Mount Sinai Develops AI Prediction Tool for Cancer Patient Response to ICI Therapy
By Bio-IT World Team
January 22, 2025 | Researchers at the Tisch Cancer Institute at Mount Sinai, in collaboration with Memorial Sloan Kettering Cancer Center (MSKCC), have developed SCORPIO, an artificial intelligence (AI) tool that can predict how well patients with cancer will respond to immune checkpoint inhibitor (ICI) therapy by analyzing routine blood tests and clinical data. The model uses machine learning to identify patterns in the data that correlate with treatment outcomes. The team wanted to create an accessible tool that was “ubiquitous, low-cost, and already part of clinical workflows” to provide an accessible and scalable solution for predicting ICI efficacy, according to Diego Chowell, Ph.D., study lead and assistant professor of Immunology and Immunotherapy, Oncological Sciences, and Artificial Intelligence and Human Health at the Icahn School of Medicine at Mount Sinai.
“By ‘learning’ from thousands of patients, SCORPIO can predict immune responses and clinical outcomes with remarkable accuracy, offering insights without requiring complex or costly genomic testing,” he explains.
So far, SCORPIO has shown great promise. Other FDA-approved biomarkers, such as tumor mutational burden (TMB) and PD-L1 immunostaining, are useful and provide insight, but PD-L1 is not universally available and requires the use of various platforms, antibodies, and quality assurance practices. TMB uses resource-intensive genomic profiling (Nature, DOI: https://doi.org/10.1038/s41591-024-03398-5). Because of how SCORPIO is designed, it is more accessible, cost-saving, and practical. Furthermore, the results of the study demonstrated that SCORPIO consistently outperformed the aforementioned biomarkers in predicting overall survival and treatment efficiency.
“One surprising finding was SCORPIO’s strong performance in real-world cohorts compared to clinical trial datasets,” reports Chowell. This discovery highlights the model’s adaptability to diverse patient populations and healthcare environments. SCORPIO’s ability to reflect immune-inflamed phenotypes through routine blood test features added a layer of biological relevance that hadn’t been fully anticipated, he adds.
It is important to mention that SCORPIO’s ability to predict clinical benefit from ICI varied across different cancer types and cohorts, which suggests it is a challenge for the model to accurately predict clinical benefit (Nature, DOI: https://doi.org/10.1038/s41591-024-03398-5).

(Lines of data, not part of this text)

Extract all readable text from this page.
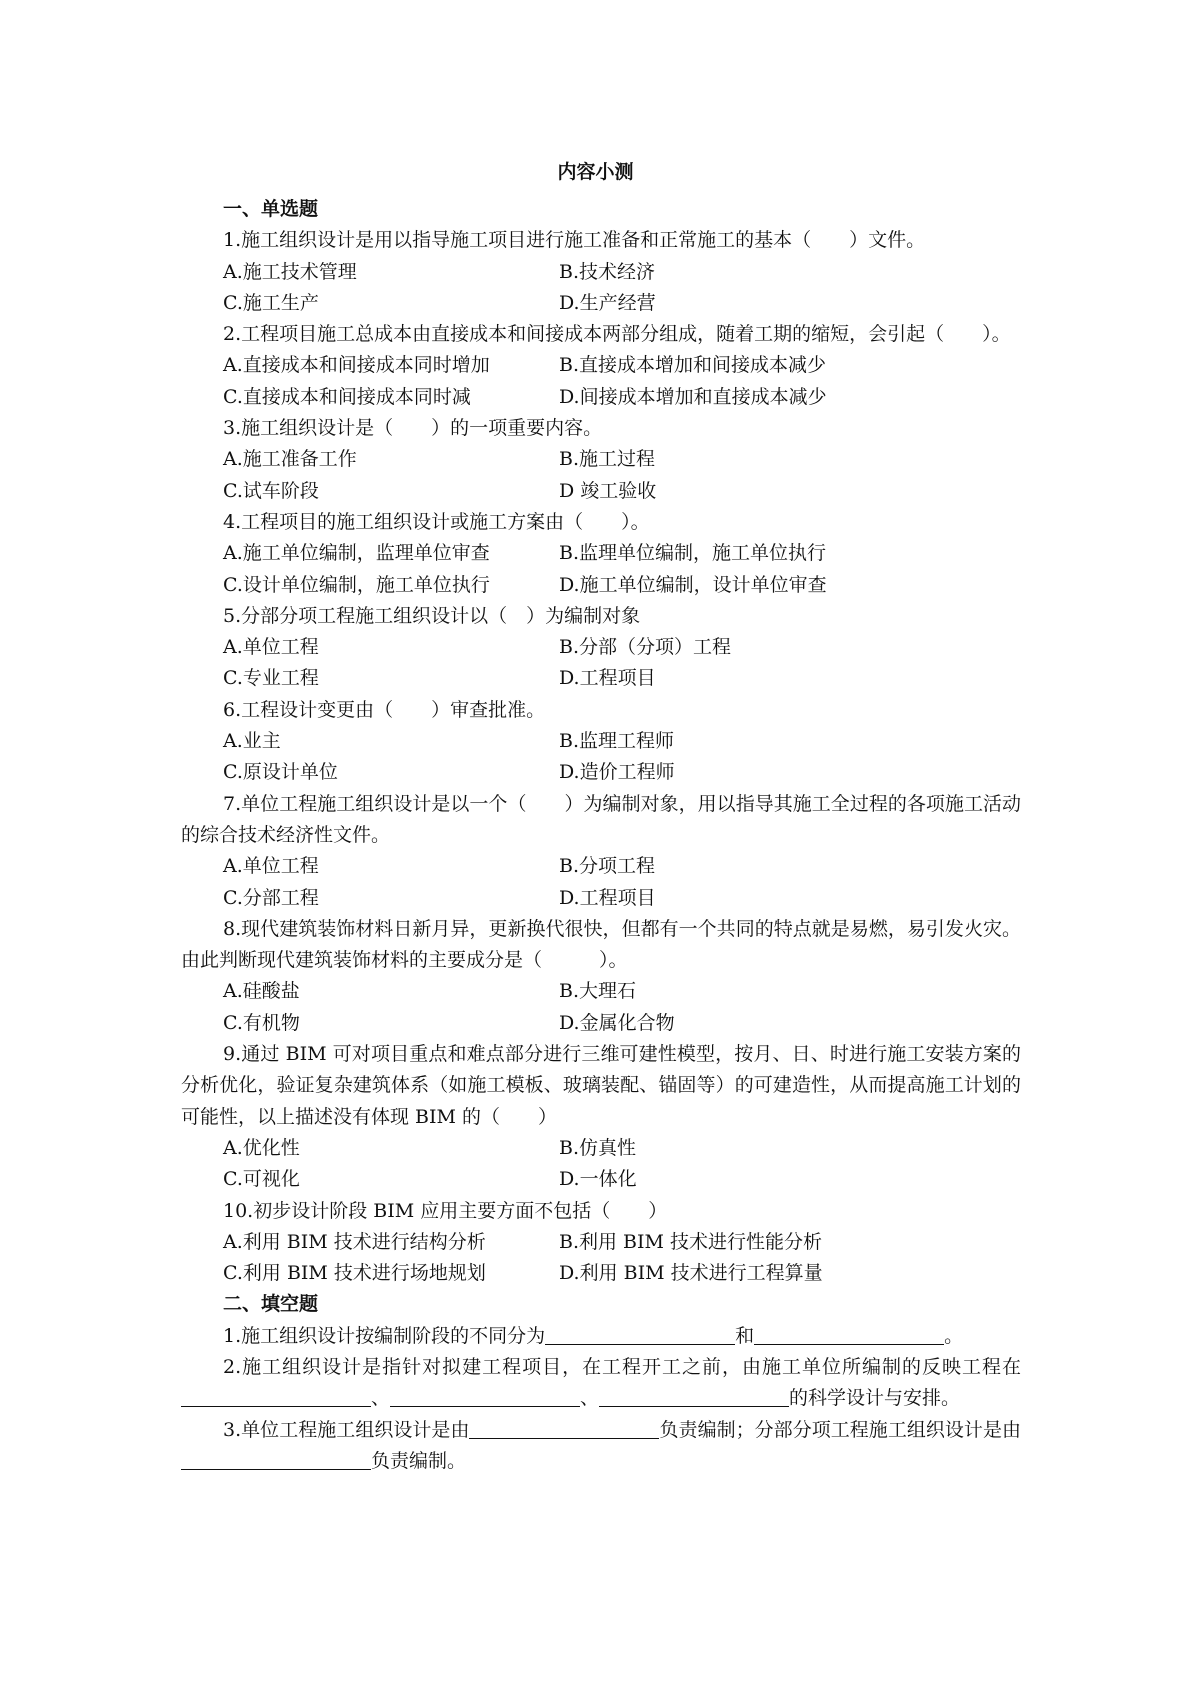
内容小测

一、单选题

1.施工组织设计是用以指导施工项目进行施工准备和正常施工的基本（　　）文件。

A.施工技术管理	B.技术经济
C.施工生产	D.生产经营

2.工程项目施工总成本由直接成本和间接成本两部分组成，随着工期的缩短，会引起（　　）。

A.直接成本和间接成本同时增加	B.直接成本增加和间接成本减少
C.直接成本和间接成本同时减	D.间接成本增加和直接成本减少

3.施工组织设计是（　　）的一项重要内容。

A.施工准备工作	B.施工过程
C.试车阶段	D 竣工验收

4.工程项目的施工组织设计或施工方案由（　　）。

A.施工单位编制，监理单位审查	B.监理单位编制，施工单位执行
C.设计单位编制，施工单位执行	D.施工单位编制，设计单位审查

5.分部分项工程施工组织设计以（　）为编制对象

A.单位工程	B.分部（分项）工程
C.专业工程	D.工程项目

6.工程设计变更由（　　）审查批准。

A.业主	B.监理工程师
C.原设计单位	D.造价工程师

7.单位工程施工组织设计是以一个（　　）为编制对象，用以指导其施工全过程的各项施工活动的综合技术经济性文件。

A.单位工程	B.分项工程
C.分部工程	D.工程项目

8.现代建筑装饰材料日新月异，更新换代很快，但都有一个共同的特点就是易燃，易引发火灾。由此判断现代建筑装饰材料的主要成分是（　　　）。

A.硅酸盐	B.大理石
C.有机物	D.金属化合物

9.通过 BIM 可对项目重点和难点部分进行三维可建性模型，按月、日、时进行施工安装方案的分析优化，验证复杂建筑体系（如施工模板、玻璃装配、锚固等）的可建造性，从而提高施工计划的可能性，以上描述没有体现 BIM 的（　　）

A.优化性	B.仿真性
C.可视化	D.一体化

10.初步设计阶段 BIM 应用主要方面不包括（　　）

A.利用 BIM 技术进行结构分析	B.利用 BIM 技术进行性能分析
C.利用 BIM 技术进行场地规划	D.利用 BIM 技术进行工程算量

二、填空题

1.施工组织设计按编制阶段的不同分为	和	。

2.施工组织设计是指针对拟建工程项目，在工程开工之前，由施工单位所编制的反映工程在、	、	的科学设计与安排。

3.单位工程施工组织设计是由	负责编制；分部分项工程施工组织设计是由负责编制。
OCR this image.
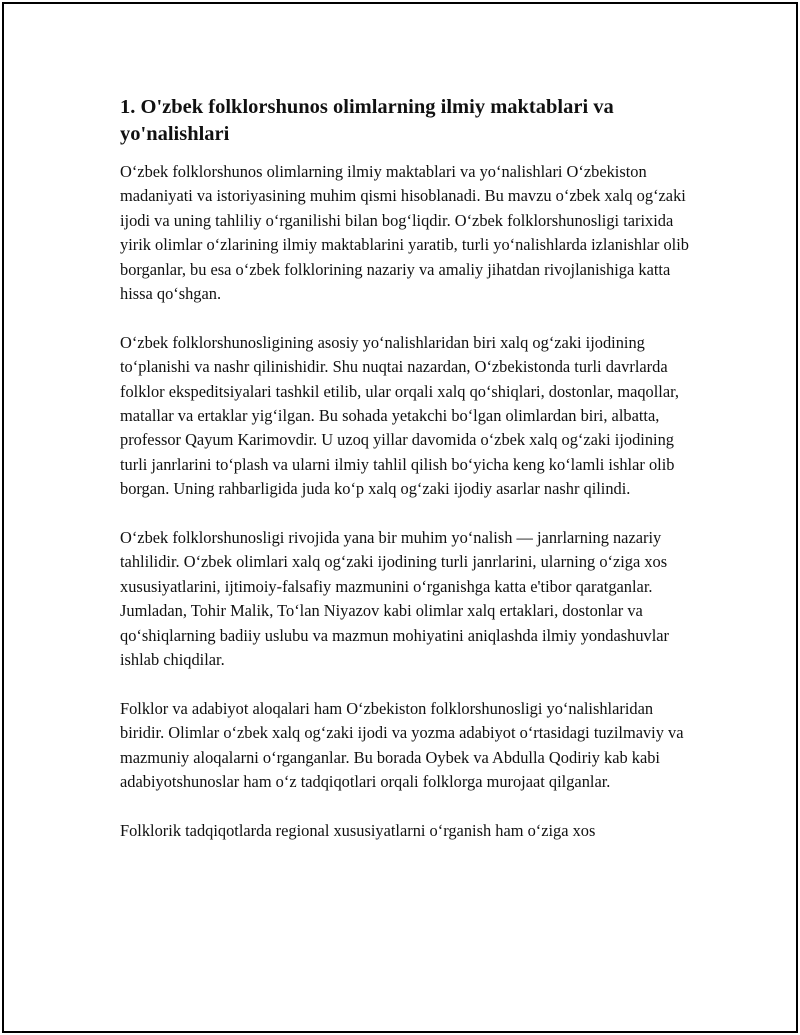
1. O'zbek folklorshunos olimlarning ilmiy maktablari va yo'nalishlari

O‘zbek folklorshunos olimlarning ilmiy maktablari va yo‘nalishlari O‘zbekiston madaniyati va istoriyasining muhim qismi hisoblanadi. Bu mavzu o‘zbek xalq og‘zaki ijodi va uning tahliliy o‘rganilishi bilan bog‘liqdir. O‘zbek folklorshunosligi tarixida yirik olimlar o‘zlarining ilmiy maktablarini yaratib, turli yo‘nalishlarda izlanishlar olib borganlar, bu esa o‘zbek folklorining nazariy va amaliy jihatdan rivojlanishiga katta hissa qo‘shgan.

O‘zbek folklorshunosligining asosiy yo‘nalishlaridan biri xalq og‘zaki ijodining to‘planishi va nashr qilinishidir. Shu nuqtai nazardan, O‘zbekistonda turli davrlarda folklor ekspeditsiyalari tashkil etilib, ular orqali xalq qo‘shiqlari, dostonlar, maqollar, matallar va ertaklar yig‘ilgan. Bu sohada yetakchi bo‘lgan olimlardan biri, albatta, professor Qayum Karimovdir. U uzoq yillar davomida o‘zbek xalq og‘zaki ijodining turli janrlarini to‘plash va ularni ilmiy tahlil qilish bo‘yicha keng ko‘lamli ishlar olib borgan. Uning rahbarligida juda ko‘p xalq og‘zaki ijodiy asarlar nashr qilindi.

O‘zbek folklorshunosligi rivojida yana bir muhim yo‘nalish — janrlarning nazariy tahlilidir. O‘zbek olimlari xalq og‘zaki ijodining turli janrlarini, ularning o‘ziga xos xususiyatlarini, ijtimoiy-falsafiy mazmunini o‘rganishga katta e'tibor qaratganlar. Jumladan, Tohir Malik, To‘lan Niyazov kabi olimlar xalq ertaklari, dostonlar va qo‘shiqlarning badiiy uslubu va mazmun mohiyatini aniqlashda ilmiy yondashuvlar ishlab chiqdilar.

Folklor va adabiyot aloqalari ham O‘zbekiston folklorshunosligi yo‘nalishlaridan biridir. Olimlar o‘zbek xalq og‘zaki ijodi va yozma adabiyot o‘rtasidagi tuzilmaviy va mazmuniy aloqalarni o‘rganganlar. Bu borada Oybek va Abdulla Qodiriy kab kabi adabiyotshunoslar ham o‘z tadqiqotlari orqali folklorga murojaat qilganlar.

Folklorik tadqiqotlarda regional xususiyatlarni o‘rganish ham o‘ziga xos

Nonetheless, the model’s cost effective, simple ways will help both physicians and patients. Physicians and clinicians will have a reliable tool that can be integrated into routine clinical workflows and support making ICI therapy decisions. SCORPIO can reduce unnecessary treatments, minimize toxicities, and optimize resource allocation in oncology practices. Patients can look forward to more personalized and equitable care, as well as reduced risk of undergoing ineffective treatments and improving outcomes and quality of life.
Chowell and his team hope that the model can be brought to a global scale and made accessible for patients everywhere and anywhere, “making it a cornerstone of equitable precision oncology.” The team is currently working to collaborate with hospitals and cancer centers to prospectively validate SCORPIO in diverse clinical environments.